Ricardo Rosset's journey in motorsport was one of high-speed ambition meeting hard reality. Coming up through the ranks, his moment arrived with a runner-up finish in the competitive 1995 Formula 3000 championship. That success launched him into Formula One, but his three seasons with backmarker teams Footwork and Tyrrell were a struggle against uncompetitive machinery. He never scored a championship point, a statistic that belied his skill and determination. Recognizing the limits of his F1 trajectory, Rosset made a decisive and pragmatic shift. He left the global circus to return to Brazil, channeling his competitive drive into entrepreneurship by founding a successful sportswear company, trading the racetrack for the boardroom.
1965–1980
The latchkey kids. Raised during divorce, recession, and the end of the Cold War. Skeptical, self-reliant, media-literate. They invented indie culture, grunge, and the early internet — then watched the Boomers take credit.
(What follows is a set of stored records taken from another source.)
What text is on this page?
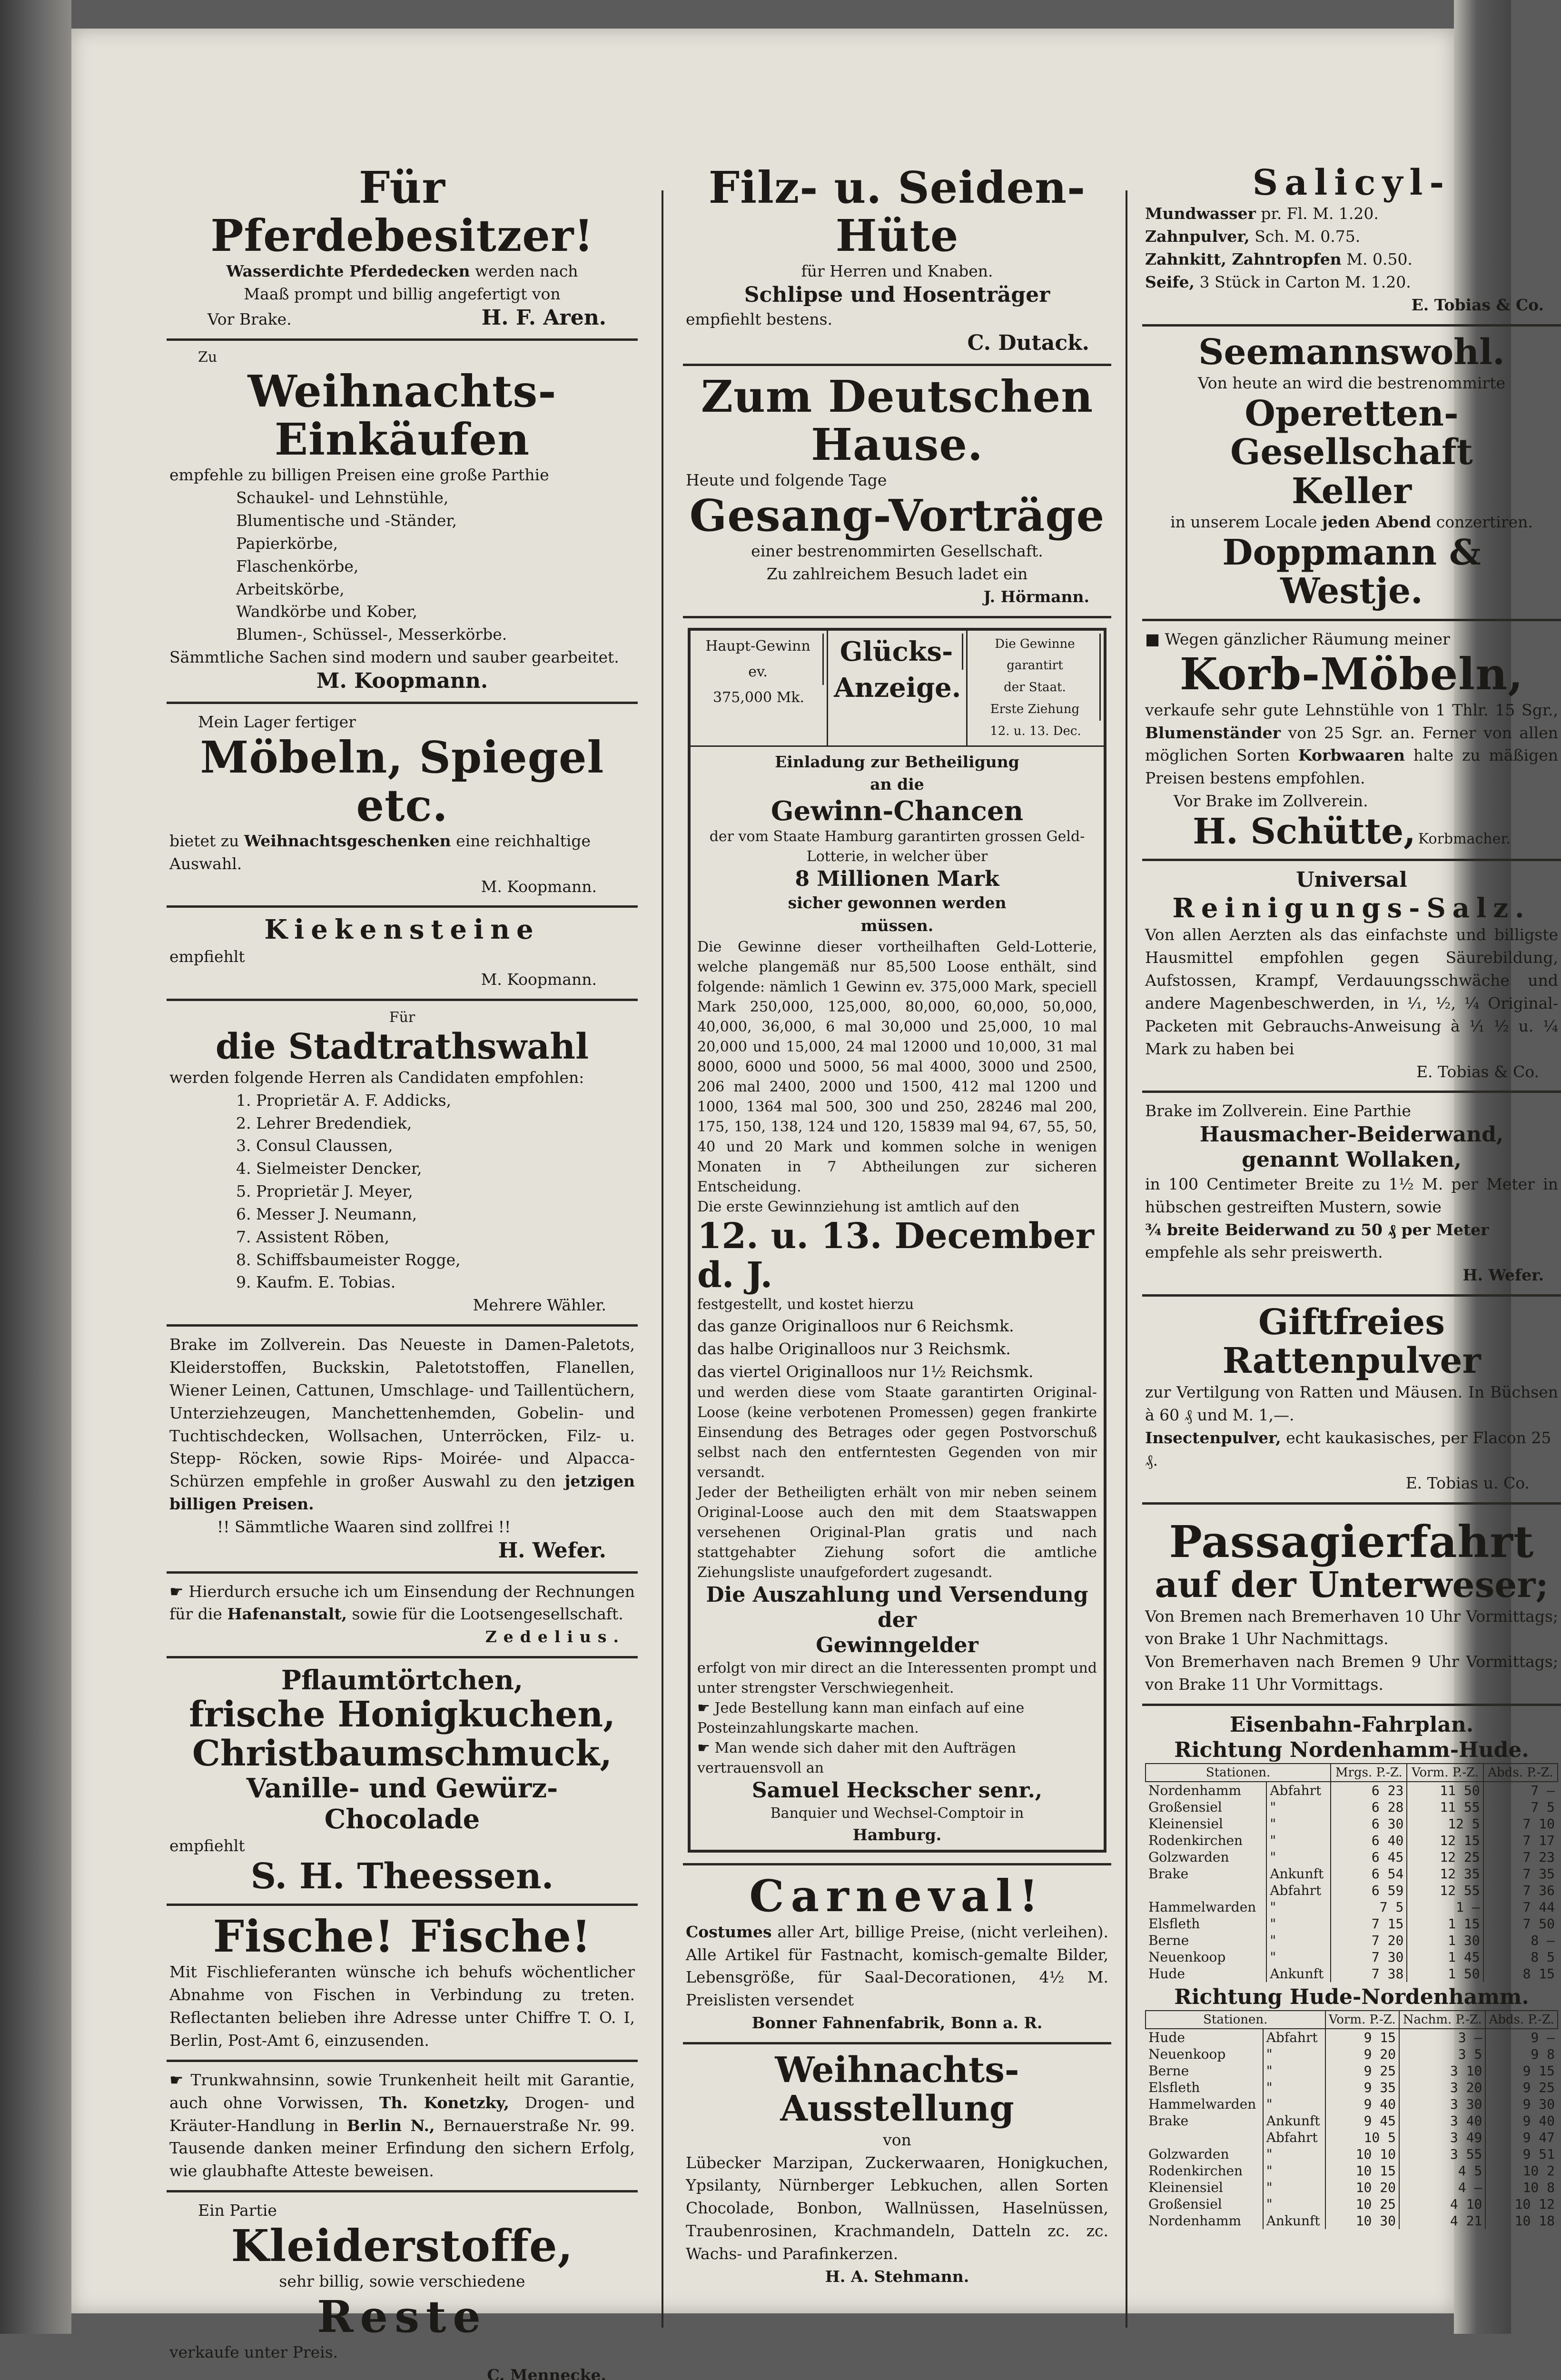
Für Pferdebesitzer!
Wasserdichte Pferdedecken werden nach
Maaß prompt und billig angefertigt von
Vor Brake.	H. F. Aren.
Zu
Weihnachts-Einkäufen
empfehle zu billigen Preisen eine große Parthie
Schaukel- und Lehnstühle,
Blumentische und -Ständer,
Papierkörbe,
Flaschenkörbe,
Arbeitskörbe,
Wandkörbe und Kober,
Blumen-, Schüssel-, Messerkörbe.
Sämmtliche Sachen sind modern und sauber gearbeitet.
M. Koopmann.
Mein Lager fertiger
Möbeln, Spiegel etc.
bietet zu Weihnachtsgeschenken eine reichhaltige Auswahl.
M. Koopmann.
Kiekensteine
empfiehlt
M. Koopmann.
Für
die Stadtrathswahl
werden folgende Herren als Candidaten empfohlen:
1. Proprietär A. F. Addicks,
2. Lehrer Bredendiek,
3. Consul Claussen,
4. Sielmeister Dencker,
5. Proprietär J. Meyer,
6. Messer J. Neumann,
7. Assistent Röben,
8. Schiffsbaumeister Rogge,
9. Kaufm. E. Tobias.
Mehrere Wähler.
Brake im Zollverein. Das Neueste in Damen-Paletots, Kleiderstoffen, Buckskin, Paletotstoffen, Flanellen, Wiener Leinen, Cattunen, Umschlage- und Taillentüchern, Unterziehzeugen, Manchettenhemden, Gobelin- und Tuchtischdecken, Wollsachen, Unterröcken, Filz- u. Stepp- Röcken, sowie Rips- Moirée- und Alpacca-Schürzen empfehle in großer Auswahl zu den jetzigen billigen Preisen.
!! Sämmtliche Waaren sind zollfrei !!
H. Wefer.
☛ Hierdurch ersuche ich um Einsendung der Rechnungen für die Hafenanstalt, sowie für die Lootsengesellschaft.
Zedelius.
Pflaumtörtchen,
frische Honigkuchen,
Christbaumschmuck,
Vanille- und Gewürz-Chocolade
empfiehlt
S. H. Theessen.
Fische! Fische!
Mit Fischlieferanten wünsche ich behufs wöchentlicher Abnahme von Fischen in Verbindung zu treten. Reflectanten belieben ihre Adresse unter Chiffre T. O. I, Berlin, Post-Amt 6, einzusenden.
☛ Trunkwahnsinn, sowie Trunkenheit heilt mit Garantie, auch ohne Vorwissen, Th. Konetzky, Drogen- und Kräuter-Handlung in Berlin N., Bernauerstraße Nr. 99. Tausende danken meiner Erfindung den sichern Erfolg, wie glaubhafte Atteste beweisen.
Ein Partie
Kleiderstoffe,
sehr billig, sowie verschiedene
Reste
verkaufe unter Preis.
C. Mennecke.
Filz- u. Seiden-Hüte
für Herren und Knaben.
Schlipse und Hosenträger
empfiehlt bestens.
C. Dutack.
Zum Deutschen Hause.
Heute und folgende Tage
Gesang-Vorträge
einer bestrenommirten Gesellschaft.
Zu zahlreichem Besuch ladet ein
J. Hörmann.
Haupt-Gewinn
ev.
375,000 Mk.
Glücks-
Anzeige.
Die Gewinne
garantirt
der Staat.
Erste Ziehung
12. u. 13. Dec.
Einladung zur Betheiligung
an die
Gewinn-Chancen
der vom Staate Hamburg garantirten grossen Geld-Lotterie, in welcher über
8 Millionen Mark
sicher gewonnen werden
müssen.
Die Gewinne dieser vortheilhaften Geld-Lotterie, welche plangemäß nur 85,500 Loose enthält, sind folgende: nämlich 1 Gewinn ev. 375,000 Mark, speciell Mark 250,000, 125,000, 80,000, 60,000, 50,000, 40,000, 36,000, 6 mal 30,000 und 25,000, 10 mal 20,000 und 15,000, 24 mal 12000 und 10,000, 31 mal 8000, 6000 und 5000, 56 mal 4000, 3000 und 2500, 206 mal 2400, 2000 und 1500, 412 mal 1200 und 1000, 1364 mal 500, 300 und 250, 28246 mal 200, 175, 150, 138, 124 und 120, 15839 mal 94, 67, 55, 50, 40 und 20 Mark und kommen solche in wenigen Monaten in 7 Abtheilungen zur sicheren Entscheidung.
Die erste Gewinnziehung ist amtlich auf den
12. u. 13. December d. J.
festgestellt, und kostet hierzu
das ganze Originalloos nur 6 Reichsmk.
das halbe Originalloos nur 3 Reichsmk.
das viertel Originalloos nur 1½ Reichsmk.
und werden diese vom Staate garantirten Original-Loose (keine verbotenen Promessen) gegen frankirte Einsendung des Betrages oder gegen Postvorschuß selbst nach den entferntesten Gegenden von mir versandt.
Jeder der Betheiligten erhält von mir neben seinem Original-Loose auch den mit dem Staatswappen versehenen Original-Plan gratis und nach stattgehabter Ziehung sofort die amtliche Ziehungsliste unaufgefordert zugesandt.
Die Auszahlung und Versendung der
Gewinngelder
erfolgt von mir direct an die Interessenten prompt und unter strengster Verschwiegenheit.
☛ Jede Bestellung kann man einfach auf eine Posteinzahlungskarte machen.
☛ Man wende sich daher mit den Aufträgen vertrauensvoll an
Samuel Heckscher senr.,
Banquier und Wechsel-Comptoir in
Hamburg.
Carneval!
Costumes aller Art, billige Preise, (nicht verleihen). Alle Artikel für Fastnacht, komisch-gemalte Bilder, Lebensgröße, für Saal-Decorationen, 4½ M. Preislisten versendet
Bonner Fahnenfabrik, Bonn a. R.
Weihnachts-Ausstellung
von
Lübecker Marzipan, Zuckerwaaren, Honigkuchen, Ypsilanty, Nürnberger Lebkuchen, allen Sorten Chocolade, Bonbon, Wallnüssen, Haselnüssen, Traubenrosinen, Krachmandeln, Datteln zc. zc. Wachs- und Parafinkerzen.
H. A. Stehmann.
Salicyl-
Mundwasser pr. Fl. M. 1.20.
Zahnpulver, Sch. M. 0.75.
Zahnkitt, Zahntropfen M. 0.50.
Seife, 3 Stück in Carton M. 1.20.
E. Tobias & Co.
Seemannswohl.
Von heute an wird die bestrenommirte
Operetten-Gesellschaft
Keller
in unserem Locale jeden Abend conzertiren.
Doppmann & Westje.
■ Wegen gänzlicher Räumung meiner
Korb-Möbeln,
verkaufe sehr gute Lehnstühle von 1 Thlr. 15 Sgr., Blumenständer von 25 Sgr. an. Ferner von allen möglichen Sorten Korbwaaren halte zu mäßigen Preisen bestens empfohlen.
Vor Brake im Zollverein.
H. Schütte, Korbmacher.
Universal
Reinigungs-Salz.
Von allen Aerzten als das einfachste und billigste Hausmittel empfohlen gegen Säurebildung, Aufstossen, Krampf, Verdauungsschwäche und andere Magenbeschwerden, in ¹⁄₁, ¹⁄₂, ¹⁄₄ Original-Packeten mit Gebrauchs-Anweisung à ¹⁄₁ ¹⁄₂ u. ¹⁄₄ Mark zu haben bei
E. Tobias & Co.
Brake im Zollverein. Eine Parthie
Hausmacher-Beiderwand,
genannt Wollaken,
in 100 Centimeter Breite zu 1½ M. per Meter in hübschen gestreiften Mustern, sowie
¾ breite Beiderwand zu 50 ₰ per Meter
empfehle als sehr preiswerth.
H. Wefer.
Giftfreies Rattenpulver
zur Vertilgung von Ratten und Mäusen. In Büchsen à 60 ₰ und M. 1,—.
Insectenpulver, echt kaukasisches, per Flacon 25 ₰.
E. Tobias u. Co.
Passagierfahrt
auf der Unterweser;
Von Bremen nach Bremerhaven 10 Uhr Vormittags; von Brake 1 Uhr Nachmittags.
Von Bremerhaven nach Bremen 9 Uhr Vormittags; von Brake 11 Uhr Vormittags.
Eisenbahn-Fahrplan.
Richtung Nordenhamm-Hude.
Stationen.		Mrgs. P.-Z.	Vorm. P.-Z.	Abds. P.-Z.
Nordenhamm	Abfahrt	6 23	11 50	7 —
Großensiel	"	6 28	11 55	7 5
Kleinensiel	"	6 30	12 5	7 10
Rodenkirchen	"	6 40	12 15	7 17
Golzwarden	"	6 45	12 25	7 23
Brake	Ankunft	6 54	12 35	7 35
	Abfahrt	6 59	12 55	7 36
Hammelwarden	"	7 5	1 —	7 44
Elsfleth	"	7 15	1 15	7 50
Berne	"	7 20	1 30	8 —
Neuenkoop	"	7 30	1 45	8 5
Hude	Ankunft	7 38	1 50	8 15
Richtung Hude-Nordenhamm.
Stationen.		Vorm. P.-Z.	Nachm. P.-Z.	Abds. P.-Z.
Hude	Abfahrt	9 15	3 —	9 —
Neuenkoop	"	9 20	3 5	9 8
Berne	"	9 25	3 10	9 15
Elsfleth	"	9 35	3 20	9 25
Hammelwarden	"	9 40	3 30	9 30
Brake	Ankunft	9 45	3 40	9 40
	Abfahrt	10 5	3 49	9 47
Golzwarden	"	10 10	3 55	9 51
Rodenkirchen	"	10 15	4 5	10 2
Kleinensiel	"	10 20	4 —	10 8
Großensiel	"	10 25	4 10	10 12
Nordenhamm	Ankunft	10 30	4 21	10 18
Ricardo was born in 1968, placing them squarely in the Generation X. The events that shaped this generation — economic uncertainty, the end of the Cold War, and the rise of personal computing — shaped the world they entered and the choices available to them.
The biggest hits of 1968
#1 Movie
2001: A Space Odyssey
Best Picture
Oliver!
#1 TV Show
The Andy Griffith Show
The world at every milestone
Martin Luther King Jr. and Robert Kennedy assassinated
US withdraws from Vietnam; Roe v. Wade decided
MTV launches; first Space Shuttle flight; AIDS identified
Apple Macintosh introduced
Challenger disaster; Chernobyl nuclear meltdown
Berlin Wall falls; Tiananmen Square protests
Google founded; Clinton impeachment
Barack Obama elected first Black US president; financial crisis
Royal wedding of Harry and Meghan; Parkland shooting
He is one of several Brazilian drivers to reach Formula One in the post-Senna era.
His best Formula One race finish was 9th place at the 1997 Canadian Grand Prix.
His family owned a large pharmaceutical business in Brazil.
“In Formula One, you fight for every tenth, even when the car is slow.”